To verify that the cluster is affected:

  1. Log in to the Container Cloud web UI.

  2. In the Clusters tab, capture the RELEASE and AGE values of the required Ubuntu-based cluster. If the values match the ones from the issue description, the cluster may be affected.

  3. Using SSH, log in to the manager or worker node that got stuck while applying the Deploy state and identify the containerd package version:

    containerd --version
    

    If the version is 1.5.9, the cluster is affected.

  4. In /var/log/lcm/runners/<nodeName>/deploy/, verify whether the Ansible deployment logs contain the following errors that indicate that the cluster is affected:

    The following packages will be upgraded:
      docker-ee docker-ee-cli
    The following packages will be DOWNGRADED:
      containerd.io
    
    STDERR:
    E: Packages were downgraded and -y was used without --allow-downgrades.
    

Workaround:

Warning

Apply the steps below to the affected nodes one-by-one and only after each consecutive node gets stuck on the Deploy phase with the Ansible log errors. Such sequence ensures that each node is cordon-drained and Docker is properly stopped. Therefore, no workloads are affected.

  1. Using SSH, log in to the first affected node and install containerd 1.5.8:

    apt-get install containerd.io=1.5.8-1 -y --allow-downgrades --allow-change-held-packages
    
  2. Wait for Ansible to reconcile. The node should become Ready in several minutes.

  3. Wait for the next node of the cluster to get stuck on the Deploy phase with the Ansible log errors. Only after that, apply the steps above on the next node.

  4. Patch the remaining nodes one-by-one using the steps above.


Container Cloud web UI

[23002] Inability to set a custom value for a predefined node label

During machine creation using the Container Cloud web UI, a custom value for a node label cannot be set.

As a workaround, manually add the value to spec.providerSpec.value.nodeLabels in machine.yaml.
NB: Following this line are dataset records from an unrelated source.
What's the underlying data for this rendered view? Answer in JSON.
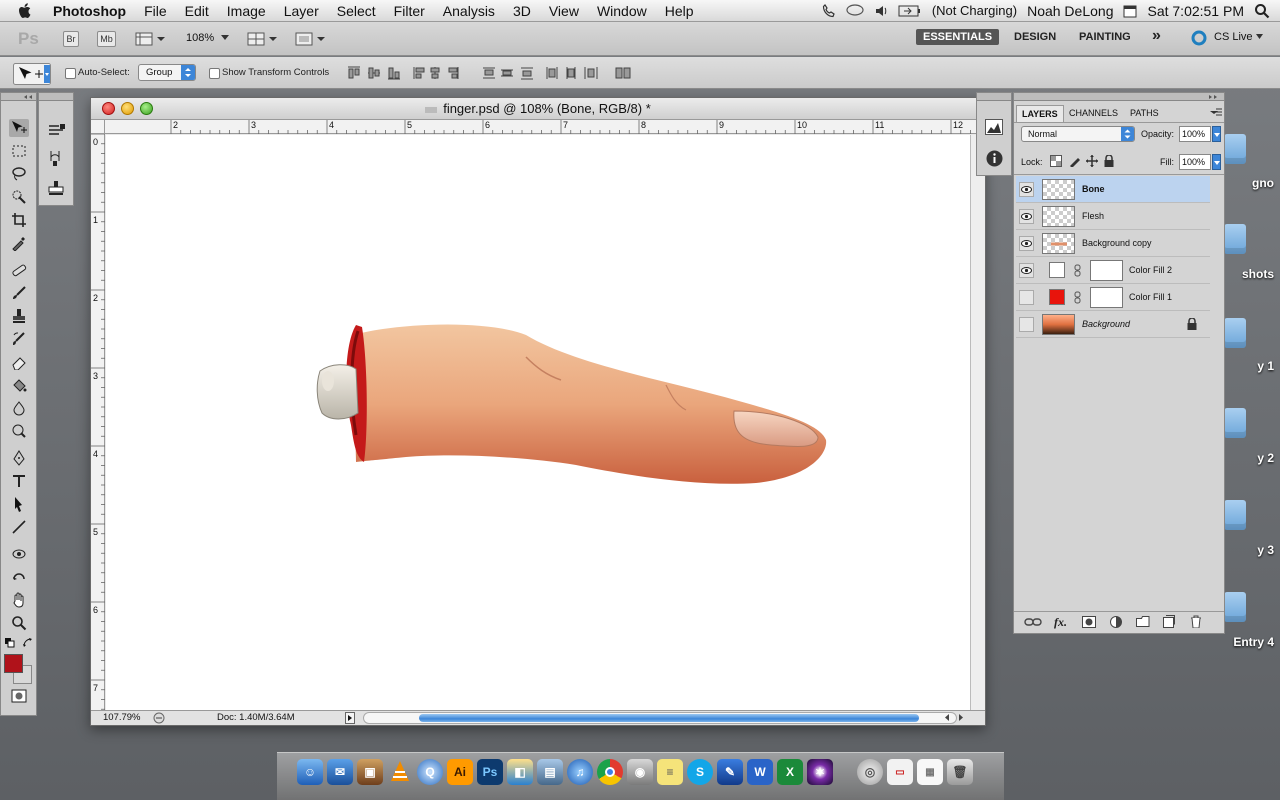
{
  "menubar": {
    "app_name": "Photoshop",
    "items": [
      "File",
      "Edit",
      "Image",
      "Layer",
      "Select",
      "Filter",
      "Analysis",
      "3D",
      "View",
      "Window",
      "Help"
    ],
    "battery_text": "(Not Charging)",
    "user": "Noah DeLong",
    "clock": "Sat 7:02:51 PM"
  },
  "appbar": {
    "logo": "Ps",
    "bridge": "Br",
    "minibridge": "Mb",
    "zoom": "108%",
    "workspaces": [
      "ESSENTIALS",
      "DESIGN",
      "PAINTING"
    ],
    "more": "»",
    "cslive": "CS Live"
  },
  "options": {
    "auto_select_label": "Auto-Select:",
    "auto_select_value": "Group",
    "show_transform_label": "Show Transform Controls"
  },
  "document": {
    "title": "finger.psd @ 108% (Bone, RGB/8) *",
    "ruler_top_numbers": [
      "2",
      "3",
      "4",
      "5",
      "6",
      "7",
      "8",
      "9",
      "10",
      "11",
      "12"
    ],
    "ruler_left_numbers": [
      "0",
      "1",
      "2",
      "3",
      "4",
      "5",
      "6",
      "7"
    ],
    "status_zoom": "107.79%",
    "status_doc": "Doc: 1.40M/3.64M"
  },
  "layers_panel": {
    "tabs": [
      "LAYERS",
      "CHANNELS",
      "PATHS"
    ],
    "blend_mode": "Normal",
    "opacity_label": "Opacity:",
    "opacity_value": "100%",
    "lock_label": "Lock:",
    "fill_label": "Fill:",
    "fill_value": "100%",
    "layers": [
      {
        "name": "Bone",
        "visible": true,
        "selected": true
      },
      {
        "name": "Flesh",
        "visible": true,
        "selected": false
      },
      {
        "name": "Background copy",
        "visible": true,
        "selected": false
      },
      {
        "name": "Color Fill 2",
        "visible": true,
        "selected": false,
        "fill_color": "#ffffff"
      },
      {
        "name": "Color Fill 1",
        "visible": false,
        "selected": false,
        "fill_color": "#e8140c"
      },
      {
        "name": "Background",
        "visible": false,
        "selected": false,
        "locked": true
      }
    ]
  },
  "desktop_labels": [
    "gno",
    "shots",
    "y 1",
    "y 2",
    "y 3",
    "Entry 4"
  ],
  "colors": {
    "foreground": "#b0121a",
    "accent_blue": "#3d86d8"
  }
}
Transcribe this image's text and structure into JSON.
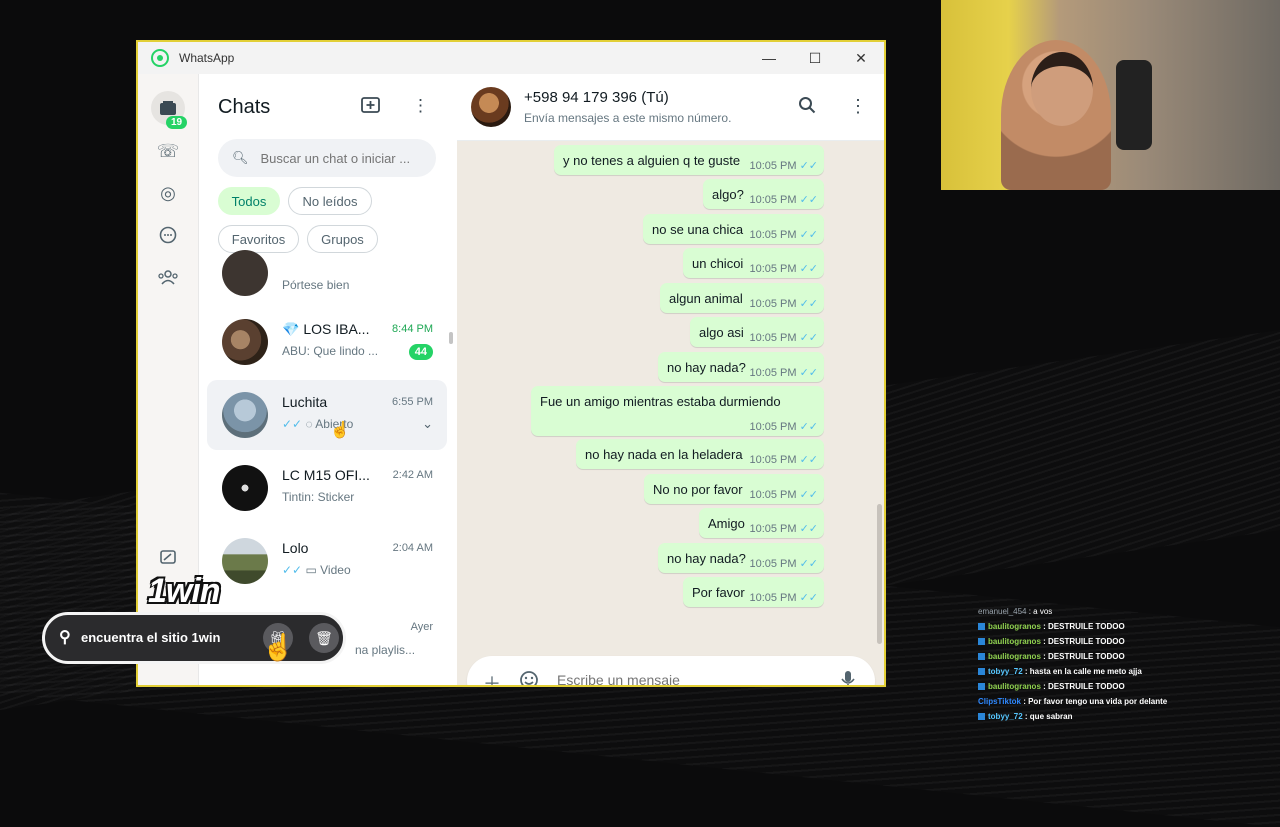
{
  "window": {
    "title": "WhatsApp",
    "minimize": "—",
    "maximize": "☐",
    "close": "✕"
  },
  "rail": {
    "badge": "19"
  },
  "chats": {
    "title": "Chats",
    "search_placeholder": "Buscar un chat o iniciar ...",
    "filters": [
      "Todos",
      "No leídos",
      "Favoritos",
      "Grupos"
    ],
    "items": [
      {
        "name": "",
        "preview": "Pórtese bien",
        "time": ""
      },
      {
        "name": "💎 LOS IBA...",
        "preview": "ABU: Que  lindo ...",
        "time": "8:44 PM",
        "unread": "44"
      },
      {
        "name": "Luchita",
        "preview": "Abierto",
        "time": "6:55 PM"
      },
      {
        "name": "LC M15 OFI...",
        "preview": "Tintin: Sticker",
        "time": "2:42 AM"
      },
      {
        "name": "Lolo",
        "preview": "Video",
        "time": "2:04 AM"
      },
      {
        "name": "",
        "preview": "na playlis...",
        "time": "Ayer"
      }
    ]
  },
  "conversation": {
    "name": "+598 94 179 396 (Tú)",
    "subtitle": "Envía mensajes a este mismo número.",
    "messages": [
      {
        "text": "y no tenes a alguien q te guste",
        "time": "10:05 PM"
      },
      {
        "text": "algo?",
        "time": "10:05 PM"
      },
      {
        "text": "no se una chica",
        "time": "10:05 PM"
      },
      {
        "text": "un chicoi",
        "time": "10:05 PM"
      },
      {
        "text": "algun animal",
        "time": "10:05 PM"
      },
      {
        "text": "algo asi",
        "time": "10:05 PM"
      },
      {
        "text": "no hay nada?",
        "time": "10:05 PM"
      },
      {
        "text": "Fue un amigo mientras estaba durmiendo",
        "time": "10:05 PM"
      },
      {
        "text": "no hay nada en la heladera",
        "time": "10:05 PM"
      },
      {
        "text": "No no por favor",
        "time": "10:05 PM"
      },
      {
        "text": "Amigo",
        "time": "10:05 PM"
      },
      {
        "text": "no hay nada?",
        "time": "10:05 PM"
      },
      {
        "text": "Por favor",
        "time": "10:05 PM"
      }
    ],
    "composer_placeholder": "Escribe un mensaje"
  },
  "stream_chat": [
    {
      "user": "emanuel_454",
      "msg": " : a vos"
    },
    {
      "user": "baulitogranos",
      "msg": " : DESTRUILE TODOO"
    },
    {
      "user": "baulitogranos",
      "msg": " : DESTRUILE TODOO"
    },
    {
      "user": "baulitogranos",
      "msg": " : DESTRUILE TODOO"
    },
    {
      "user": "tobyy_72",
      "msg": " : hasta en la calle me meto ajja"
    },
    {
      "user": "baulitogranos",
      "msg": " : DESTRUILE TODOO"
    },
    {
      "user": "ClipsTiktok",
      "msg": " : Por favor tengo una vida por delante"
    },
    {
      "user": "tobyy_72",
      "msg": " : que sabran"
    }
  ],
  "ad": {
    "logo": "1win",
    "text": "encuentra el sitio 1win"
  }
}
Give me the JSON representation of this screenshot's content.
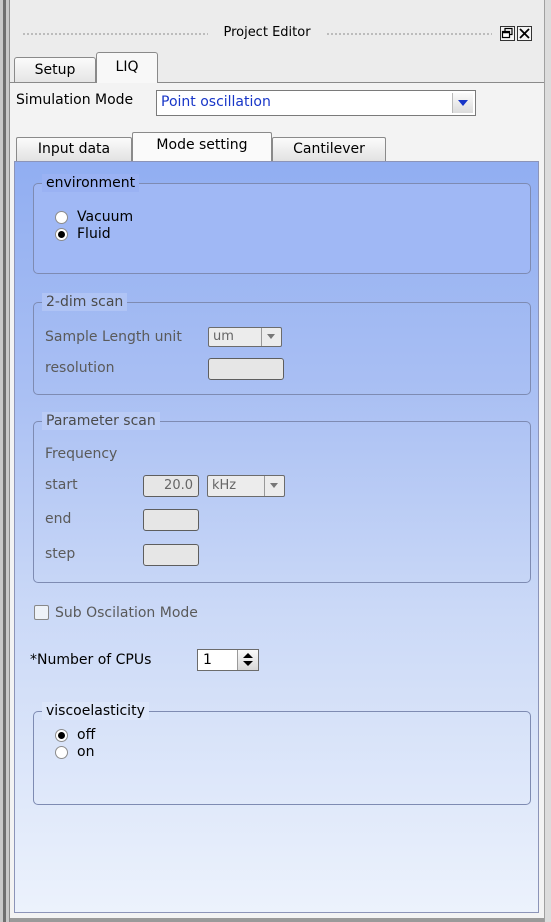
{
  "window": {
    "title": "Project Editor"
  },
  "top_tabs": [
    "Setup",
    "LIQ"
  ],
  "simulation_mode": {
    "label": "Simulation Mode",
    "value": "Point oscillation"
  },
  "inner_tabs": [
    "Input data",
    "Mode setting",
    "Cantilever"
  ],
  "environment": {
    "title": "environment",
    "options": [
      "Vacuum",
      "Fluid"
    ],
    "selected": "Fluid"
  },
  "scan_2dim": {
    "title": "2-dim scan",
    "sample_length_label": "Sample Length unit",
    "sample_length_unit": "um",
    "resolution_label": "resolution"
  },
  "parameter_scan": {
    "title": "Parameter scan",
    "frequency_label": "Frequency",
    "start_label": "start",
    "start_value": "20.0",
    "start_unit": "kHz",
    "end_label": "end",
    "step_label": "step"
  },
  "sub_oscillation": {
    "label": "Sub Oscilation Mode",
    "checked": false
  },
  "cpus": {
    "label": "*Number of CPUs",
    "value": "1"
  },
  "viscoelasticity": {
    "title": "viscoelasticity",
    "options": [
      "off",
      "on"
    ],
    "selected": "off"
  },
  "colors": {
    "accent_blue": "#1836c8",
    "panel_blue": "#91aef2"
  }
}
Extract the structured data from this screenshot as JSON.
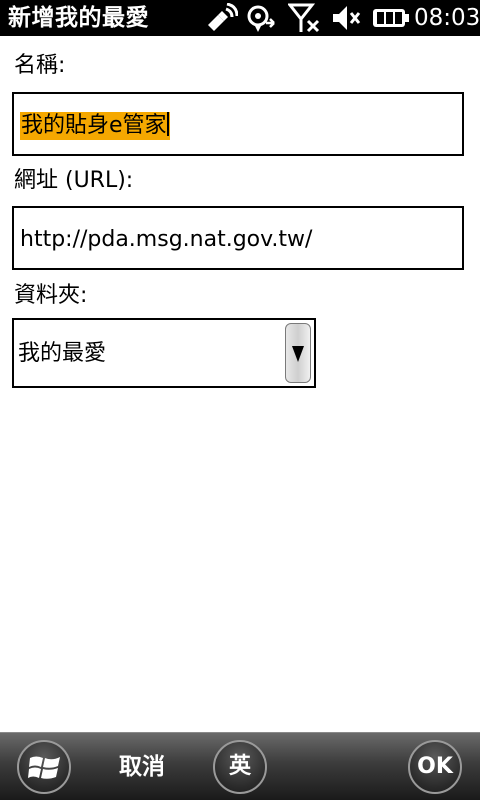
{
  "statusbar": {
    "title": "新增我的最愛",
    "clock": "08:03",
    "icons": [
      "signal-antenna-icon",
      "gps-sync-icon",
      "no-signal-icon",
      "volume-muted-icon",
      "battery-icon"
    ]
  },
  "form": {
    "name_label": "名稱:",
    "name_value": "我的貼身e管家",
    "url_label": "網址 (URL):",
    "url_value": "http://pda.msg.nat.gov.tw/",
    "folder_label": "資料夾:",
    "folder_value": "我的最愛"
  },
  "softbar": {
    "cancel_label": "取消",
    "ime_label": "英",
    "ok_label": "OK"
  },
  "colors": {
    "selection": "#f5a800",
    "statusbar_bg": "#000000"
  }
}
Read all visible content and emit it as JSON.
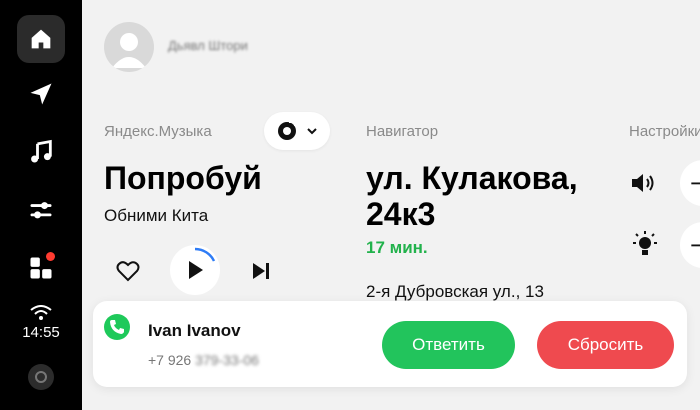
{
  "sidebar": {
    "items": [
      {
        "icon": "home-icon"
      },
      {
        "icon": "navigation-arrow-icon"
      },
      {
        "icon": "music-note-icon"
      },
      {
        "icon": "sliders-icon"
      },
      {
        "icon": "apps-grid-icon"
      }
    ],
    "time": "14:55"
  },
  "header": {
    "user_name": "Дьявл Штори"
  },
  "music": {
    "section_label": "Яндекс.Музыка",
    "track_title": "Попробуй",
    "artist": "Обними Кита"
  },
  "navigator": {
    "section_label": "Навигатор",
    "address": "ул. Кулакова, 24к3",
    "eta": "17 мин.",
    "from": "2-я Дубровская ул., 13"
  },
  "settings": {
    "section_label": "Настройки"
  },
  "call": {
    "caller_name": "Ivan Ivanov",
    "number_prefix": "+7 926",
    "number_hidden": "379-33-06",
    "accept_label": "Ответить",
    "decline_label": "Сбросить"
  },
  "colors": {
    "accent_green": "#22c45c",
    "decline_red": "#ef4a4f",
    "eta_green": "#22b24c",
    "badge_red": "#ff3b30"
  }
}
[249] A newly created project does not display in the Container Cloud web UI

A project that is newly created in the Container Cloud web UI does not display in the Projects list even after refreshing the page. The issue occurs due to the token missing the necessary role for the new project. As a workaround, relogin to the Container Cloud web UI.